Published Date: 07.06.2025 14:23 / Politics

Proud Boys File $100M Jan. 6 Lawsuit

Proud Boys File $100M Jan. 6 Lawsuit

Five Proud Boys members file federal lawsuit alleging constitutional violations in Jan. 6 prosecutions.

Proud Boys Seek Damages Over DOJ, FBI Tactics

Five members of the Proud Boys have filed a $100 million lawsuit against the United States government, accusing federal agencies of violating their constitutional rights during the prosecution of their alleged involvement in the January 6, 2021, U.S. Capitol attack.

The plaintiffs—Enrique Tarrio, Zachary Rehl, Ethan Nordean, Joseph Biggs, and Dominic Pezzola—filed the civil action in federal court in Florida. They allege that officials in the Department of Justice (DOJ) and the Federal Bureau of Investigation (FBI) engaged in “egregious and systemic abuse” of the legal system to target political allies of President Donald Trump.
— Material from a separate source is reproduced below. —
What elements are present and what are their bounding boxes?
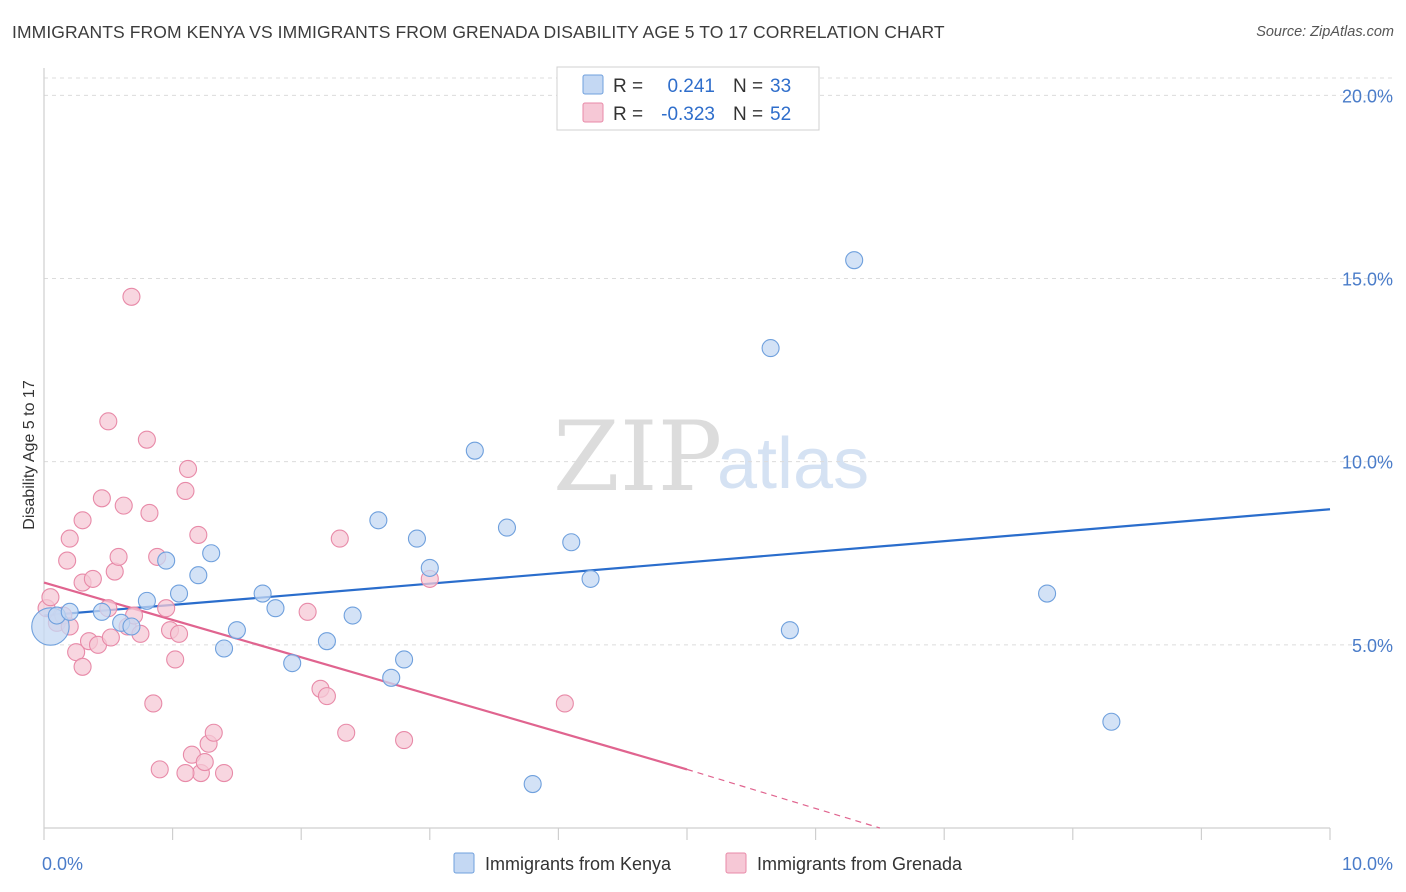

The lawsuit claims the prosecutions involved evidence tampering, witness intimidation, attorney-client privilege violations, and infiltration of defense strategy via government-placed informants. The plaintiffs likened their treatment to medieval public punishments intended to silence dissent, stating the government’s objective was to “imprison the J6 Defendants… as a warning to any who would think to challenge the status quo.”

Trump Pardons Follow Lengthy Sentences

Four of the five men were previously convicted of seditious conspiracy related to the Capitol breach. Tarrio, who was not physically present on January 6 due to a prior arrest barring him from Washington, D.C., received the harshest sentence: 22 years. Nordean, Biggs, and Rehl were sentenced to 18, 17, and 15 years respectively. Pezzola, convicted of conspiracy to obstruct Congress, received a 10-year sentence.

President Trump commuted or pardoned each of the men after taking office this year, actions that have since enabled them to pursue legal redress for their treatment. “Now that the Plaintiffs are vindicated, free, and able to once again exercise their rights as American citizens, they bring this action against their tormentors,” the lawsuit states. They cite violations of their Fourth, Fifth, and Sixth Amendment rights, as well as the common law torts of malicious prosecution and false imprisonment.

Prosecutors had accused the group of organizing the Capitol breach using a novel legal theory referred to in the complaint as the “tool theory” of criminal conspiracy. According to the plaintiffs, they were effectively convicted of “stochastic terrorism,” a term they claim was used to criminalize protected political speech.

Among the claims in the lawsuit is the assertion that the DOJ lacked probable cause to conduct home raids on the defendants. Pezzola, in particular, had been captured on video using a police riot shield to initiate the Capitol breach, which prosecutors cited as key evidence during the trial.

The DOJ has not publicly responded to the suit. The case brings renewed attention to the legal tactics used in post-January 6 prosecutions and raises broader questions about the boundaries of political expression, prosecutorial conduct, and government accountability.